Par actes d'huissier du 22 janvier 2016, madame [E] et monsieur [P] ont assigné madame [B] et monsieur [Z] devant le juge d'instance de [Localité 4] statuant en référé, aux fins d'ordonner leur expulsion ainsi que tout occupant de leur chef sous astreinte de 150 € par jour de retard à compter de la signification de l'ordonnance et jusqu'à la remise des clefs.

Ils demandaient également leur condamnation solidaire, à titre de provision, au paiement d'une indemnité de jouissance à compter du 31 novembre 2015 à hauteur de 1 800,00 € sous déduction de la somme de 1 000,00 € versée en décembre 2015 avec capitalisation des intérêts .

Le 17 mars 2016, la collectivité de [Localité 4] a pris un arrêté de péril imminent portant sur la maison.

Par ordonnance de référé contradictoire rendue en date du 30 mai 2016, le tribunal d'instance de Saint-Martin a statué comme suit :

- CONSTATE que M. [J] [Z] et Mme [U] [B] sont restés illégalement dans la villa de M. [G] [P] et Mme [W] [O] depuis le 30 novembre 2015,

- ORDONNE en conséquence, l'expulsion de M. [J] [Z] et de Mme [U] [B] ainsi que celle de tous occupants de leur chef du logement occupé sans droit ni titre, situé [Adresse 3] à [Localité 4] au besoin avec le concours de la force publique à l'expiration d'un délai de quinze jours courant à compter de la signification de la présente décision, et passé ce délai sous astreinte provisoire de 100 euros par jour de retard qui courra pendant quatre mois,

- CONDAMNE M. [J] [Z] et Mme [U] [B] à payer à M. [G] [P] et Mme [W] [O] la somme provisionnelle de 8.600 euros à titre d'indemnité d'occupation jusqu'au 31 mai 2016, ainsi qu'une somme mensuelle de 1.600 euros à compter du 1er juin 2016 et jusqu'à la libération effective des lieux,

- DÉBOUTE M. [J] [Z] et Mme [U] [B] de leurs demandes,

- ORDONNE l'exécution provisoire de la présente décision,

- CONDAMNE M. [J] [Z] et Mme [U] [B] aux dépens et à payer à M. [G] [P] et Mme [W] [O] la somme de 1.500 euros sur le fondement de l'article 700 du code de procédure civile.
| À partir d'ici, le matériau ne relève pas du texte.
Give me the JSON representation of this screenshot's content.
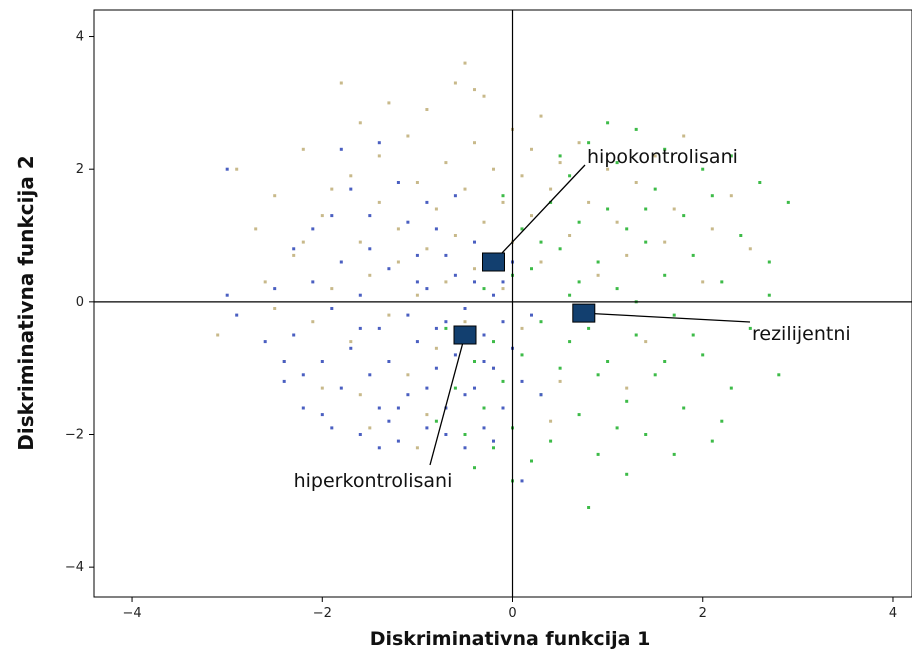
{
  "chart_data": {
    "type": "scatter",
    "xlabel": "Diskriminativna funkcija 1",
    "ylabel": "Diskriminativna funkcija 2",
    "xlim": [
      -4.4,
      4.2
    ],
    "ylim": [
      -4.45,
      4.4
    ],
    "x_ticks": [
      -4,
      -2,
      0,
      2,
      4
    ],
    "y_ticks": [
      -4,
      -2,
      0,
      2,
      4
    ],
    "reference_lines": {
      "x": 0,
      "y": 0
    },
    "colors": {
      "hipokontrolisani": "#c8b98a",
      "rezilijentni": "#3dbb48",
      "hiperkontrolisani": "#4a5fc1",
      "centroid": "#123f6f"
    },
    "centroids": [
      {
        "label": "hipokontrolisani",
        "x": -0.2,
        "y": 0.6
      },
      {
        "label": "rezilijentni",
        "x": 0.75,
        "y": -0.17
      },
      {
        "label": "hiperkontrolisani",
        "x": -0.5,
        "y": -0.5
      }
    ],
    "series": [
      {
        "group": "hipokontrolisani",
        "color": "#c8b98a",
        "points": [
          [
            -3.1,
            -0.5
          ],
          [
            -2.9,
            2.0
          ],
          [
            -2.7,
            1.1
          ],
          [
            -2.6,
            0.3
          ],
          [
            -2.5,
            1.6
          ],
          [
            -2.4,
            -0.9
          ],
          [
            -2.3,
            0.7
          ],
          [
            -2.2,
            2.3
          ],
          [
            -2.1,
            -0.3
          ],
          [
            -2.0,
            1.3
          ],
          [
            -2.0,
            -1.3
          ],
          [
            -1.9,
            0.2
          ],
          [
            -1.8,
            3.3
          ],
          [
            -1.7,
            1.9
          ],
          [
            -1.7,
            -0.6
          ],
          [
            -1.6,
            0.9
          ],
          [
            -1.6,
            2.7
          ],
          [
            -1.5,
            -1.9
          ],
          [
            -1.5,
            0.4
          ],
          [
            -1.4,
            1.5
          ],
          [
            -1.4,
            2.2
          ],
          [
            -1.3,
            -0.2
          ],
          [
            -1.3,
            3.0
          ],
          [
            -1.2,
            1.1
          ],
          [
            -1.2,
            0.6
          ],
          [
            -1.1,
            2.5
          ],
          [
            -1.1,
            -1.1
          ],
          [
            -1.0,
            1.8
          ],
          [
            -1.0,
            0.1
          ],
          [
            -0.9,
            2.9
          ],
          [
            -0.9,
            0.8
          ],
          [
            -0.8,
            1.4
          ],
          [
            -0.8,
            -0.7
          ],
          [
            -0.7,
            2.1
          ],
          [
            -0.7,
            0.3
          ],
          [
            -0.6,
            3.3
          ],
          [
            -0.6,
            1.0
          ],
          [
            -0.5,
            1.7
          ],
          [
            -0.5,
            -0.3
          ],
          [
            -0.4,
            2.4
          ],
          [
            -0.4,
            0.5
          ],
          [
            -0.3,
            3.1
          ],
          [
            -0.3,
            1.2
          ],
          [
            -0.2,
            2.0
          ],
          [
            -0.2,
            -1.0
          ],
          [
            -0.1,
            1.5
          ],
          [
            -0.1,
            0.2
          ],
          [
            0.0,
            2.6
          ],
          [
            0.0,
            0.9
          ],
          [
            0.1,
            1.9
          ],
          [
            0.1,
            -0.4
          ],
          [
            0.2,
            1.3
          ],
          [
            0.2,
            2.3
          ],
          [
            0.3,
            0.6
          ],
          [
            0.4,
            1.7
          ],
          [
            0.5,
            2.1
          ],
          [
            0.5,
            -1.2
          ],
          [
            0.6,
            1.0
          ],
          [
            0.7,
            2.4
          ],
          [
            0.8,
            1.5
          ],
          [
            0.9,
            0.4
          ],
          [
            1.0,
            2.0
          ],
          [
            1.1,
            1.2
          ],
          [
            1.2,
            0.7
          ],
          [
            1.3,
            1.8
          ],
          [
            1.4,
            -0.6
          ],
          [
            1.5,
            2.2
          ],
          [
            1.6,
            0.9
          ],
          [
            1.7,
            1.4
          ],
          [
            1.8,
            2.5
          ],
          [
            2.0,
            0.3
          ],
          [
            2.1,
            1.1
          ],
          [
            2.3,
            1.6
          ],
          [
            2.5,
            0.8
          ],
          [
            -0.5,
            3.6
          ],
          [
            -0.4,
            3.2
          ],
          [
            -1.9,
            1.7
          ],
          [
            -2.2,
            0.9
          ],
          [
            0.3,
            2.8
          ],
          [
            -1.6,
            -1.4
          ],
          [
            -0.9,
            -1.7
          ],
          [
            0.4,
            -1.8
          ],
          [
            1.2,
            -1.3
          ],
          [
            -0.2,
            -2.1
          ],
          [
            -2.5,
            -0.1
          ],
          [
            -1.0,
            -2.2
          ]
        ]
      },
      {
        "group": "rezilijentni",
        "color": "#3dbb48",
        "points": [
          [
            2.9,
            1.5
          ],
          [
            2.8,
            -1.1
          ],
          [
            2.7,
            0.6
          ],
          [
            2.6,
            1.8
          ],
          [
            2.5,
            -0.4
          ],
          [
            2.4,
            1.0
          ],
          [
            2.3,
            -1.3
          ],
          [
            2.2,
            0.3
          ],
          [
            2.1,
            1.6
          ],
          [
            2.0,
            -0.8
          ],
          [
            2.0,
            2.0
          ],
          [
            1.9,
            0.7
          ],
          [
            1.8,
            -1.6
          ],
          [
            1.8,
            1.3
          ],
          [
            1.7,
            -0.2
          ],
          [
            1.6,
            2.3
          ],
          [
            1.6,
            0.4
          ],
          [
            1.5,
            -1.1
          ],
          [
            1.5,
            1.7
          ],
          [
            1.4,
            0.9
          ],
          [
            1.4,
            -2.0
          ],
          [
            1.3,
            2.6
          ],
          [
            1.3,
            -0.5
          ],
          [
            1.2,
            1.1
          ],
          [
            1.2,
            -1.5
          ],
          [
            1.1,
            0.2
          ],
          [
            1.1,
            2.1
          ],
          [
            1.0,
            -0.9
          ],
          [
            1.0,
            1.4
          ],
          [
            0.9,
            -2.3
          ],
          [
            0.9,
            0.6
          ],
          [
            0.8,
            2.4
          ],
          [
            0.8,
            -0.4
          ],
          [
            0.7,
            1.2
          ],
          [
            0.7,
            -1.7
          ],
          [
            0.6,
            0.1
          ],
          [
            0.6,
            1.9
          ],
          [
            0.5,
            -1.0
          ],
          [
            0.5,
            0.8
          ],
          [
            0.4,
            -2.1
          ],
          [
            0.4,
            1.5
          ],
          [
            0.3,
            -0.3
          ],
          [
            0.3,
            -1.4
          ],
          [
            0.2,
            0.5
          ],
          [
            0.2,
            -2.4
          ],
          [
            0.1,
            1.1
          ],
          [
            0.1,
            -0.8
          ],
          [
            0.0,
            -1.9
          ],
          [
            0.0,
            0.4
          ],
          [
            -0.1,
            -1.2
          ],
          [
            -0.1,
            1.6
          ],
          [
            -0.2,
            -0.6
          ],
          [
            -0.2,
            -2.2
          ],
          [
            -0.3,
            0.2
          ],
          [
            -0.3,
            -1.6
          ],
          [
            -0.4,
            -0.9
          ],
          [
            -0.5,
            -2.0
          ],
          [
            -0.6,
            -1.3
          ],
          [
            -0.7,
            -0.4
          ],
          [
            -0.8,
            -1.8
          ],
          [
            0.8,
            -3.1
          ],
          [
            1.2,
            -2.6
          ],
          [
            0.0,
            -2.7
          ],
          [
            2.1,
            -2.1
          ],
          [
            1.7,
            -2.3
          ],
          [
            2.7,
            0.1
          ],
          [
            2.3,
            2.2
          ],
          [
            1.0,
            2.7
          ],
          [
            0.5,
            2.2
          ],
          [
            1.9,
            -0.5
          ],
          [
            1.3,
            0.0
          ],
          [
            0.9,
            -1.1
          ],
          [
            0.6,
            -0.6
          ],
          [
            1.6,
            -0.9
          ],
          [
            2.2,
            -1.8
          ],
          [
            0.3,
            0.9
          ],
          [
            1.1,
            -1.9
          ],
          [
            1.4,
            1.4
          ],
          [
            0.7,
            0.3
          ],
          [
            -0.4,
            -2.5
          ]
        ]
      },
      {
        "group": "hiperkontrolisani",
        "color": "#4a5fc1",
        "points": [
          [
            -3.0,
            2.0
          ],
          [
            -3.0,
            0.1
          ],
          [
            -2.9,
            -0.2
          ],
          [
            -2.5,
            0.2
          ],
          [
            -2.4,
            -1.2
          ],
          [
            -2.3,
            -0.5
          ],
          [
            -2.2,
            -1.6
          ],
          [
            -2.1,
            0.3
          ],
          [
            -2.0,
            -0.9
          ],
          [
            -1.9,
            -1.9
          ],
          [
            -1.9,
            -0.1
          ],
          [
            -1.8,
            -1.3
          ],
          [
            -1.8,
            0.6
          ],
          [
            -1.7,
            -0.7
          ],
          [
            -1.6,
            -2.0
          ],
          [
            -1.6,
            0.1
          ],
          [
            -1.5,
            -1.1
          ],
          [
            -1.5,
            1.3
          ],
          [
            -1.4,
            -0.4
          ],
          [
            -1.4,
            -1.6
          ],
          [
            -1.3,
            0.5
          ],
          [
            -1.3,
            -0.9
          ],
          [
            -1.2,
            -2.1
          ],
          [
            -1.2,
            1.8
          ],
          [
            -1.1,
            -0.2
          ],
          [
            -1.1,
            -1.4
          ],
          [
            -1.0,
            0.7
          ],
          [
            -1.0,
            -0.6
          ],
          [
            -0.9,
            -1.9
          ],
          [
            -0.9,
            0.2
          ],
          [
            -0.8,
            -1.0
          ],
          [
            -0.8,
            1.1
          ],
          [
            -0.7,
            -0.3
          ],
          [
            -0.7,
            -1.6
          ],
          [
            -0.6,
            0.4
          ],
          [
            -0.6,
            -0.8
          ],
          [
            -0.5,
            -2.2
          ],
          [
            -0.5,
            -0.1
          ],
          [
            -0.4,
            -1.3
          ],
          [
            -0.4,
            0.9
          ],
          [
            -0.3,
            -0.5
          ],
          [
            -0.3,
            -1.9
          ],
          [
            -0.2,
            0.1
          ],
          [
            -0.2,
            -1.0
          ],
          [
            -0.1,
            -0.3
          ],
          [
            -0.1,
            -1.6
          ],
          [
            0.0,
            0.6
          ],
          [
            0.0,
            -0.7
          ],
          [
            0.1,
            -1.2
          ],
          [
            0.1,
            -2.7
          ],
          [
            0.2,
            -0.2
          ],
          [
            0.3,
            -1.4
          ],
          [
            -1.4,
            2.4
          ],
          [
            -1.8,
            2.3
          ],
          [
            -1.7,
            1.7
          ],
          [
            -2.4,
            -0.9
          ],
          [
            -2.1,
            1.1
          ],
          [
            -1.5,
            0.8
          ],
          [
            -0.9,
            1.5
          ],
          [
            -0.6,
            1.6
          ],
          [
            -1.2,
            -1.6
          ],
          [
            -2.0,
            -1.7
          ],
          [
            -1.3,
            -1.8
          ],
          [
            -0.7,
            -2.0
          ],
          [
            -0.2,
            -2.1
          ],
          [
            -2.6,
            -0.6
          ],
          [
            -2.3,
            0.8
          ],
          [
            -1.0,
            0.3
          ],
          [
            -0.4,
            0.3
          ],
          [
            -0.8,
            -0.4
          ],
          [
            -1.6,
            -0.4
          ],
          [
            -1.1,
            1.2
          ],
          [
            -0.5,
            -1.4
          ],
          [
            -0.1,
            0.3
          ],
          [
            -1.9,
            1.3
          ],
          [
            -2.2,
            -1.1
          ],
          [
            -1.4,
            -2.2
          ],
          [
            -0.9,
            -1.3
          ],
          [
            -0.3,
            -0.9
          ],
          [
            -0.7,
            0.7
          ]
        ]
      }
    ]
  }
}
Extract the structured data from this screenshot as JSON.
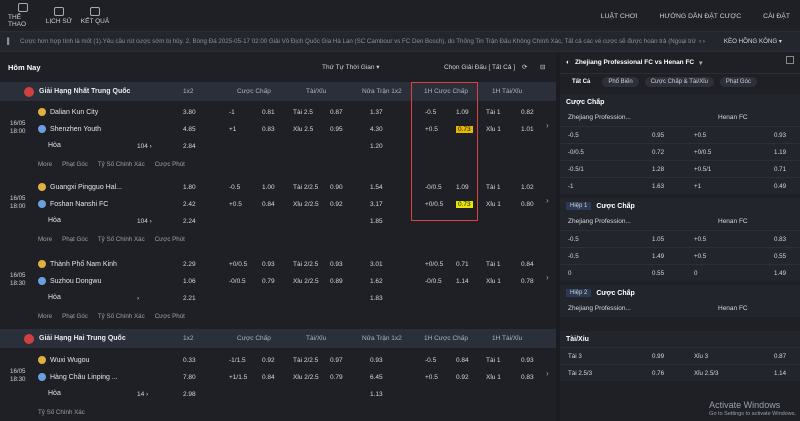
{
  "nav": {
    "items": [
      {
        "label": "THỂ THAO"
      },
      {
        "label": "LỊCH SỬ"
      },
      {
        "label": "KẾT QUẢ"
      }
    ],
    "right": [
      "LUẬT CHƠI",
      "HƯỚNG DẪN ĐẶT CƯỢC",
      "CÀI ĐẶT"
    ]
  },
  "ticker": {
    "text": "Cược hơn hợp tính là mốt (1).Yêu cầu rút cược sớm bị hủy.  2. Bóng Đá 2025-05-17 02:00 Giải Vô Địch Quốc Gia Hà Lan (SC Cambour vs FC Den Bosch), do Thống Tin Trận Đấu Không Chính Xác, Tất cả các vé cược sẽ được hoàn trả (Ngoại trừ",
    "keo": "KÈO HỒNG KÔNG"
  },
  "left": {
    "title": "Hôm Nay",
    "sort": "Thứ Tự Thời Gian",
    "choose": "Chọn Giải Đấu",
    "all": "[ Tất Cả ]"
  },
  "league1": {
    "name": "Giải Hạng Nhất Trung Quốc",
    "cols": [
      "1x2",
      "Cược Chấp",
      "Tài/Xỉu",
      "Nửa Trận 1x2",
      "1H Cược Chấp",
      "1H Tài/Xỉu"
    ]
  },
  "league2": {
    "name": "Giải Hạng Hai Trung Quốc",
    "cols": [
      "1x2",
      "Cược Chấp",
      "Tài/Xỉu",
      "Nửa Trận 1x2",
      "1H Cược Chấp",
      "1H Tài/Xỉu"
    ]
  },
  "matches": [
    {
      "date": "16/05",
      "time": "18:00",
      "home": "Dalian Kun City",
      "away": "Shenzhen Youth",
      "draw": "Hòa",
      "count": "104",
      "r1": [
        "3.80",
        "-1",
        "0.81",
        "Tài 2.5",
        "0.87",
        "1.37",
        "-0.5",
        "1.09",
        "Tài 1",
        "0.82"
      ],
      "r2": [
        "4.85",
        "+1",
        "0.83",
        "Xỉu 2.5",
        "0.95",
        "4.30",
        "+0.5",
        "0.73",
        "Xỉu 1",
        "1.01"
      ],
      "r3": [
        "2.84",
        "1.20"
      ],
      "links": [
        "More",
        "Phạt Góc",
        "Tỷ Số Chính Xác",
        "Cược Phút"
      ]
    },
    {
      "date": "16/05",
      "time": "18:00",
      "home": "Guangxi Pingguo Hal...",
      "away": "Foshan Nanshi FC",
      "draw": "Hòa",
      "count": "104",
      "r1": [
        "1.80",
        "-0.5",
        "1.00",
        "Tài 2/2.5",
        "0.90",
        "1.54",
        "-0/0.5",
        "1.09",
        "Tài 1",
        "1.02"
      ],
      "r2": [
        "2.42",
        "+0.5",
        "0.84",
        "Xỉu 2/2.5",
        "0.92",
        "3.17",
        "+0/0.5",
        "0.73",
        "Xỉu 1",
        "0.80"
      ],
      "r3": [
        "2.24",
        "1.85"
      ],
      "links": [
        "More",
        "Phạt Góc",
        "Tỷ Số Chính Xác",
        "Cược Phút"
      ]
    },
    {
      "date": "16/05",
      "time": "18:30",
      "home": "Thành Phố Nam Kinh",
      "away": "Suzhou Dongwu",
      "draw": "Hòa",
      "count": "",
      "r1": [
        "2.29",
        "+0/0.5",
        "0.93",
        "Tài 2/2.5",
        "0.93",
        "3.01",
        "+0/0.5",
        "0.71",
        "Tài 1",
        "0.84"
      ],
      "r2": [
        "1.06",
        "-0/0.5",
        "0.79",
        "Xỉu 2/2.5",
        "0.89",
        "1.62",
        "-0/0.5",
        "1.14",
        "Xỉu 1",
        "0.78"
      ],
      "r3": [
        "2.21",
        "1.83"
      ],
      "links": [
        "More",
        "Phạt Góc",
        "Tỷ Số Chính Xác",
        "Cược Phút"
      ]
    },
    {
      "date": "16/05",
      "time": "18:30",
      "home": "Wuxi Wugou",
      "away": "Hàng Châu Linping ...",
      "draw": "Hòa",
      "count": "14",
      "r1": [
        "0.33",
        "-1/1.5",
        "0.92",
        "Tài 2/2.5",
        "0.97",
        "0.93",
        "-0.5",
        "0.84",
        "Tài 1",
        "0.93"
      ],
      "r2": [
        "7.80",
        "+1/1.5",
        "0.84",
        "Xỉu 2/2.5",
        "0.79",
        "6.45",
        "+0.5",
        "0.92",
        "Xỉu 1",
        "0.83"
      ],
      "r3": [
        "2.98",
        "1.13"
      ],
      "links": [
        "Tỷ Số Chính Xác"
      ]
    }
  ],
  "right": {
    "match": "Zhejiang Professional FC vs Henan FC",
    "tabs": [
      "Tất Cả",
      "Phổ Biến",
      "Cược Chấp & Tài/Xỉu",
      "Phạt Góc"
    ],
    "s1": {
      "title": "Cược Chấp",
      "home": "Zhejiang Profession...",
      "away": "Henan FC",
      "rows": [
        [
          "-0.5",
          "0.95",
          "+0.5",
          "0.93"
        ],
        [
          "-0/0.5",
          "0.72",
          "+0/0.5",
          "1.19"
        ],
        [
          "-0.5/1",
          "1.28",
          "+0.5/1",
          "0.71"
        ],
        [
          "-1",
          "1.63",
          "+1",
          "0.49"
        ]
      ]
    },
    "s2": {
      "hiep": "Hiệp 1",
      "title": "Cược Chấp",
      "home": "Zhejiang Profession...",
      "away": "Henan FC",
      "rows": [
        [
          "-0.5",
          "1.05",
          "+0.5",
          "0.83"
        ],
        [
          "-0.5",
          "1.49",
          "+0.5",
          "0.55"
        ],
        [
          "0",
          "0.55",
          "0",
          "1.49"
        ]
      ]
    },
    "s3": {
      "hiep": "Hiệp 2",
      "title": "Cược Chấp",
      "home": "Zhejiang Profession...",
      "away": "Henan FC"
    },
    "s4": {
      "title": "Tài/Xỉu",
      "rows": [
        [
          "Tài 3",
          "0.99",
          "Xỉu 3",
          "0.87"
        ],
        [
          "Tài 2.5/3",
          "0.76",
          "Xỉu 2.5/3",
          "1.14"
        ]
      ]
    },
    "watermark": {
      "line1": "Activate Windows",
      "line2": "Go to Settings to activate Windows."
    }
  }
}
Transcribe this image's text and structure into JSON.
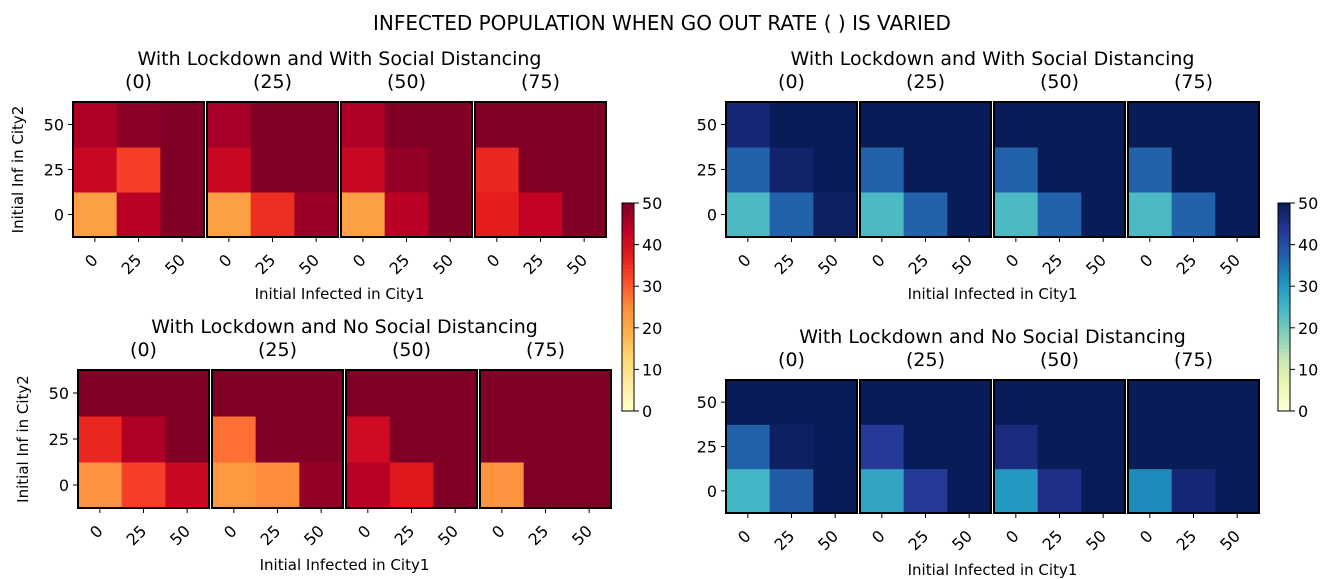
{
  "figure_title": "INFECTED POPULATION WHEN GO OUT RATE ( ) IS VARIED",
  "colors": {
    "YlOrRd": [
      "#ffffcc",
      "#ffeda0",
      "#fed976",
      "#feb24c",
      "#fd8d3c",
      "#fc4e2a",
      "#e31a1c",
      "#bd0026",
      "#800026"
    ],
    "YlGnBu": [
      "#ffffd9",
      "#edf8b1",
      "#c7e9b4",
      "#7fcdbb",
      "#41b6c4",
      "#1d91c0",
      "#225ea8",
      "#253494",
      "#081d58"
    ]
  },
  "chart_data": [
    {
      "type": "heatmap",
      "title": "With Lockdown and With Social Distancing",
      "colormap": "YlOrRd",
      "xlabel": "Initial Infected in City1",
      "ylabel": "Initial Inf in City2",
      "x_ticks": [
        "0",
        "25",
        "50"
      ],
      "y_ticks": [
        "0",
        "25",
        "50"
      ],
      "clim": [
        0,
        50
      ],
      "colorbar_ticks": [
        "0",
        "10",
        "20",
        "30",
        "40",
        "50"
      ],
      "panels": [
        {
          "rate": "(0)",
          "values": [
            [
              22,
              44,
              50
            ],
            [
              42,
              33,
              50
            ],
            [
              45,
              49,
              50
            ]
          ]
        },
        {
          "rate": "(25)",
          "values": [
            [
              22,
              35,
              47
            ],
            [
              42,
              50,
              50
            ],
            [
              46,
              50,
              50
            ]
          ]
        },
        {
          "rate": "(50)",
          "values": [
            [
              22,
              44,
              50
            ],
            [
              42,
              48,
              50
            ],
            [
              45,
              50,
              50
            ]
          ]
        },
        {
          "rate": "(75)",
          "values": [
            [
              37,
              43,
              50
            ],
            [
              36,
              50,
              50
            ],
            [
              50,
              50,
              50
            ]
          ]
        }
      ]
    },
    {
      "type": "heatmap",
      "title": "With Lockdown and No Social Distancing",
      "colormap": "YlOrRd",
      "xlabel": "Initial Infected in City1",
      "ylabel": "Initial Inf in City2",
      "x_ticks": [
        "0",
        "25",
        "50"
      ],
      "y_ticks": [
        "0",
        "25",
        "50"
      ],
      "clim": [
        0,
        50
      ],
      "panels": [
        {
          "rate": "(0)",
          "values": [
            [
              24,
              33,
              42
            ],
            [
              36,
              45,
              50
            ],
            [
              50,
              50,
              50
            ]
          ]
        },
        {
          "rate": "(25)",
          "values": [
            [
              23,
              25,
              48
            ],
            [
              28,
              50,
              50
            ],
            [
              50,
              50,
              50
            ]
          ]
        },
        {
          "rate": "(50)",
          "values": [
            [
              44,
              38,
              50
            ],
            [
              41,
              50,
              50
            ],
            [
              50,
              50,
              50
            ]
          ]
        },
        {
          "rate": "(75)",
          "values": [
            [
              24,
              50,
              50
            ],
            [
              50,
              50,
              50
            ],
            [
              50,
              50,
              50
            ]
          ]
        }
      ]
    },
    {
      "type": "heatmap",
      "title": "With Lockdown and With Social Distancing",
      "colormap": "YlGnBu",
      "xlabel": "Initial Infected in City1",
      "x_ticks": [
        "0",
        "25",
        "50"
      ],
      "y_ticks": [
        "0",
        "25",
        "50"
      ],
      "clim": [
        0,
        50
      ],
      "colorbar_ticks": [
        "0",
        "10",
        "20",
        "30",
        "40",
        "50"
      ],
      "panels": [
        {
          "rate": "(0)",
          "values": [
            [
              24,
              37,
              49
            ],
            [
              37,
              48,
              50
            ],
            [
              47,
              50,
              50
            ]
          ]
        },
        {
          "rate": "(25)",
          "values": [
            [
              24,
              37,
              50
            ],
            [
              37,
              50,
              50
            ],
            [
              50,
              50,
              50
            ]
          ]
        },
        {
          "rate": "(50)",
          "values": [
            [
              24,
              37,
              50
            ],
            [
              37,
              50,
              50
            ],
            [
              50,
              50,
              50
            ]
          ]
        },
        {
          "rate": "(75)",
          "values": [
            [
              24,
              37,
              50
            ],
            [
              37,
              50,
              50
            ],
            [
              50,
              50,
              50
            ]
          ]
        }
      ]
    },
    {
      "type": "heatmap",
      "title": "With Lockdown and No Social Distancing",
      "colormap": "YlGnBu",
      "xlabel": "Initial Infected in City1",
      "x_ticks": [
        "0",
        "25",
        "50"
      ],
      "y_ticks": [
        "0",
        "25",
        "50"
      ],
      "clim": [
        0,
        50
      ],
      "panels": [
        {
          "rate": "(0)",
          "values": [
            [
              25,
              38,
              50
            ],
            [
              37,
              49,
              50
            ],
            [
              50,
              50,
              50
            ]
          ]
        },
        {
          "rate": "(25)",
          "values": [
            [
              28,
              43,
              50
            ],
            [
              43,
              50,
              50
            ],
            [
              50,
              50,
              50
            ]
          ]
        },
        {
          "rate": "(50)",
          "values": [
            [
              30,
              45,
              50
            ],
            [
              46,
              50,
              50
            ],
            [
              50,
              50,
              50
            ]
          ]
        },
        {
          "rate": "(75)",
          "values": [
            [
              32,
              47,
              50
            ],
            [
              50,
              50,
              50
            ],
            [
              50,
              50,
              50
            ]
          ]
        }
      ]
    }
  ]
}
Par arrêt en date du 26 février 2018, la cour d'appel de Basse-Terre a :

- DÉCLARÉ la demande d'expulsion sans objet, M. [J] [N] [Z] et Mme [U] [K] [B] ayant quitté les lieux,

- INFIRMÉ partiellement la décision déférée,

Statuant à nouveau,

Vu l'arrêté de péril imminent pris par la collectivité de [Localité 4] le 17 mars 2016,

- CONDAMNÉ M. [J] [N] [Z] et Mme [U] [K] [B] à payer à M. [I] [P] et Mme [W] [D] [R] [E] épouse [P] la somme de 4.706,60 euros représentant l'indemnité d'occupation de la période du 1er décembre 2015 au 17 mars 2016,

- S'est DÉCLARÉE incompétente pour statuer sur les demandes de M. [J] [N] [Z] et Mme [U] [K] [B] relatives à la requalification de la convention d'occupation précaire, à l'appréciation de l'état d'insalubrité du logement et au remboursement des loyers,

- Les a DÉBOUTÉS de leurs demandes en paiement des frais de relogement et de dommages-intérêts au titre du préjudice moral,

- CONFIRMÉ la décision en ce qu'elle a condamné M. [J] [N] [Z] et Mme [U] [K] [B] au paiement d'une indemnité de procès,

- DIT que chaque partie supportera ses propres dépens d'appel et les frais générés par sa

défense.

Par arrêt en date du 27 février 2020, la Cour de cassation a cassé et annulé l'arrêt de la cour d'appel de Basse-Terre rendu le 26 février 2018 en toutes ses dispositions et a renvoyé l'affaire et les parties dans l'état où elles se trouvaient avant cet arrêt devant la cour d'appel de Fort-de-France.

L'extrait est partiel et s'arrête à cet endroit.